Many people glorify in the fall and disgrace of the affluent and successful. Let at the newspapers and the tabloids. People like nothing better to see a celebrity and/or a famous person falls from grace or have difficulty in his/her life. People have a perverted glee in seeing more successful and affluent people "suffer".
Many people envy the more successul and affluent among us because they are of the mindset that life should be a constant struggle. They believe that the affluent life is an extravagant and hedonistic life. They further believe that affluent people are "spoiled " because they do not have to struggle as they do. They have inundated with the philosphy that being affluent is morally wrong and that struggle is morally superior.
Many people are further inculcated that success and money are covetous and evil acts. This inundation result in them being fearful and afraid to succeed and to become more affluent. These are the same people who view more successful and more affluent people as characterless and amoral. This mindset is a result of American Puritan thought that life is not to be enjoyed but ought to be a constant uphill battle to survive.

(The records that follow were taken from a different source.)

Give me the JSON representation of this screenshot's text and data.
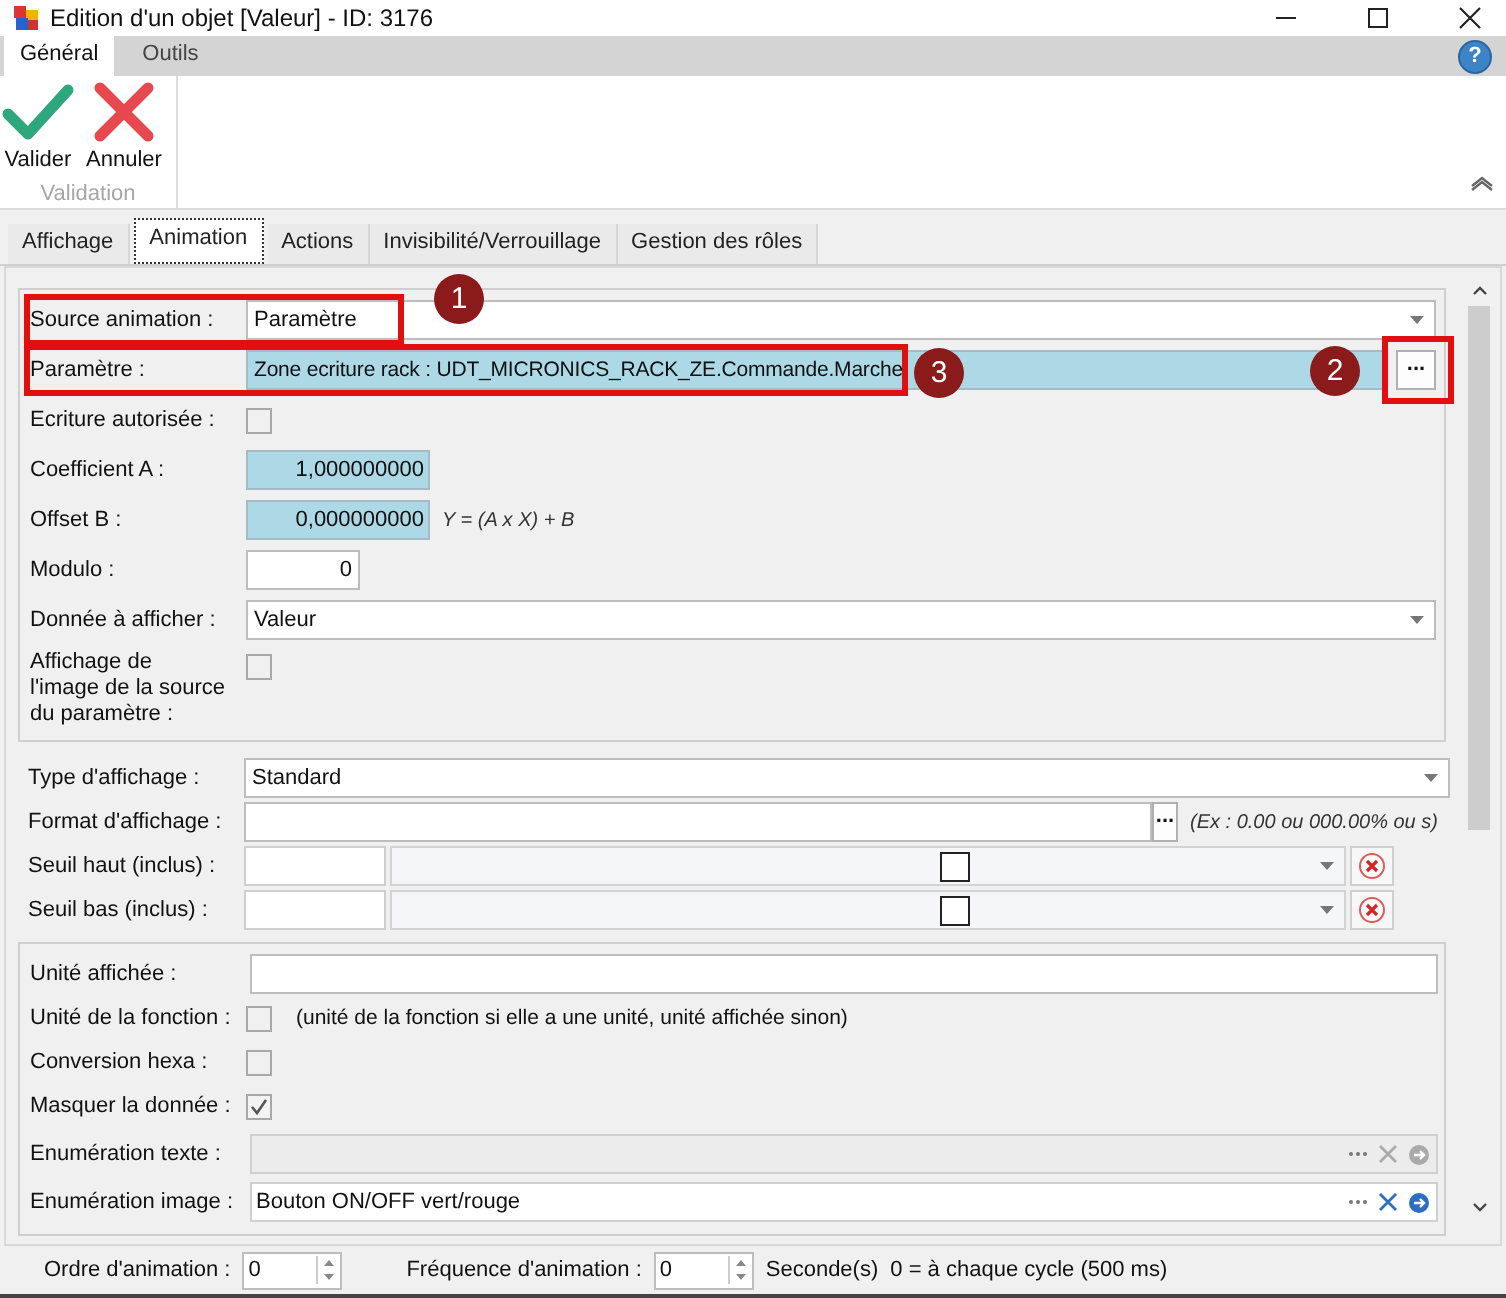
{
  "window": {
    "title": "Edition d'un objet [Valeur] - ID: 3176"
  },
  "ribbon": {
    "tabs": [
      {
        "label": "Général",
        "selected": true
      },
      {
        "label": "Outils",
        "selected": false
      }
    ],
    "help": "?",
    "buttons": [
      {
        "label": "Valider",
        "kind": "confirm"
      },
      {
        "label": "Annuler",
        "kind": "cancel"
      }
    ],
    "group_label": "Validation"
  },
  "tabs": [
    {
      "label": "Affichage",
      "selected": false
    },
    {
      "label": "Animation",
      "selected": true
    },
    {
      "label": "Actions",
      "selected": false
    },
    {
      "label": "Invisibilité/Verrouillage",
      "selected": false
    },
    {
      "label": "Gestion des rôles",
      "selected": false
    }
  ],
  "sections": [
    {
      "boxed": true,
      "rows": [
        {
          "kind": "combo",
          "label": "Source animation :",
          "value": "Paramètre",
          "marker": "1"
        },
        {
          "kind": "param",
          "label": "Paramètre :",
          "value": "Zone ecriture rack : UDT_MICRONICS_RACK_ZE.Commande.Marche",
          "button": "...",
          "marker": "3",
          "button_marker": "2"
        },
        {
          "kind": "checkbox",
          "label": "Ecriture autorisée :",
          "checked": false
        },
        {
          "kind": "readonly",
          "label": "Coefficient A :",
          "value": "1,000000000"
        },
        {
          "kind": "readonly",
          "label": "Offset B :",
          "value": "0,000000000",
          "note": "Y = (A x X) + B"
        },
        {
          "kind": "number",
          "label": "Modulo :",
          "value": "0"
        },
        {
          "kind": "combo",
          "label": "Donnée à afficher :",
          "value": "Valeur"
        },
        {
          "kind": "checkbox",
          "label": "Affichage de l'image de la source du paramètre :",
          "checked": false
        }
      ]
    },
    {
      "boxed": false,
      "rows": [
        {
          "kind": "combo",
          "label": "Type d'affichage :",
          "value": "Standard"
        },
        {
          "kind": "format",
          "label": "Format d'affichage :",
          "button": "...",
          "note": "(Ex : 0.00 ou 000.00% ou s)"
        },
        {
          "kind": "threshold",
          "label": "Seuil haut (inclus) :"
        },
        {
          "kind": "threshold",
          "label": "Seuil bas (inclus) :"
        }
      ]
    },
    {
      "boxed": true,
      "rows": [
        {
          "kind": "text",
          "label": "Unité affichée :"
        },
        {
          "kind": "checkbox",
          "label": "Unité de la fonction :",
          "checked": false,
          "note": "(unité de la fonction si elle a une unité, unité affichée sinon)"
        },
        {
          "kind": "checkbox",
          "label": "Conversion hexa :",
          "checked": false
        },
        {
          "kind": "checkbox",
          "label": "Masquer la donnée :",
          "checked": true
        },
        {
          "kind": "enum",
          "label": "Enumération texte :",
          "disabled": true
        },
        {
          "kind": "enum",
          "label": "Enumération image :",
          "value": "Bouton ON/OFF vert/rouge",
          "disabled": false
        }
      ]
    }
  ],
  "footer": {
    "order_label": "Ordre d'animation :",
    "order_value": "0",
    "freq_label": "Fréquence d'animation :",
    "freq_value": "0",
    "unit": "Seconde(s)",
    "hint": "0 = à chaque cycle (500 ms)"
  }
}
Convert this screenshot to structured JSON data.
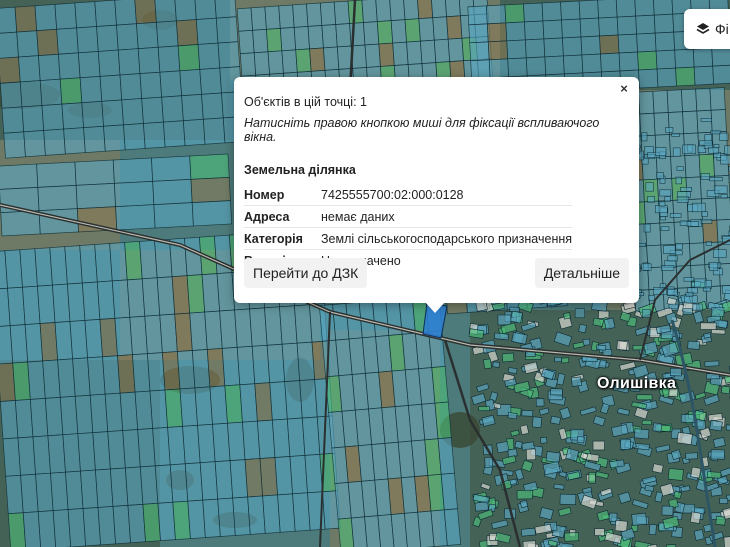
{
  "map": {
    "place_label": "Олишівка",
    "colors": {
      "imagery_base": "#4d7a7a",
      "parcel_fill": "#5aa7c2",
      "parcel_outline": "#0d2a33",
      "highlight_fill": "#2b7fd4",
      "green_parcel": "#4fbf7a",
      "field_brown": "#8a7a55",
      "forest_dark": "#3f4f3a"
    }
  },
  "layers_control": {
    "icon": "layers-icon",
    "label": "Фі"
  },
  "popup": {
    "close_label": "×",
    "count_line": "Об'єктів в цій точці: 1",
    "hint": "Натисніть правою кнопкою миші для фіксації вспливаючого вікна.",
    "section_title": "Земельна ділянка",
    "rows": [
      {
        "key": "Номер",
        "value": "7425555700:02:000:0128"
      },
      {
        "key": "Адреса",
        "value": "немає даних"
      },
      {
        "key": "Категорія",
        "value": "Землі сільськогосподарського призначення"
      },
      {
        "key": "Власність",
        "value": "Не визначено"
      }
    ],
    "goto_button": "Перейти до ДЗК",
    "details_button": "Детальніше"
  }
}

Most people are actually striving and surviving instead of living at their utmost success and socioeconomic potential.
Many people are also afraid of their own greatness and uniqueness, having being raised to conform and not to threaten the status quo of their particular ingroup. Because of this indoctrination, they are content to be average and to achieve such levels of success and socioeconomic status. They are often afraid to venture beyond their purview and they do not want to lose the inclusion of their particular ingroup. They would rather be safe and sorry than to venture to achieve their success and socioeconomic dreams.
In conclusion, many people envy the highly successful and affluent because such people threaten their comfort level. Many people are highly comfortable being average because most of their family, friends, and associates are average. People want to be part of the group because they feel more secure.
This inundation to be average and not stand out begin in childhood. Children want to conform with their group. Children who are smart and highly intelligent are often viewed as threatening to the other children. Oftentimes, smart and higly intelligent children are ostracized and/or worse bullied. This pack behavior is more prevalent during the tween and teen period where conformity to the group and being average is de rigueur.
Many adults envy highly successful and affluent people because they are living the lifestyle that they wish to live but are too risk adversive to implement. Some adults are further inundated that success and affluence are immoral and that struggle is morally superior. Still many more people knowing that they can do better; however, they would be rather be safe and mediocre than to take a risk and achieve success and socioeconomic levels beyond their wildest dreams.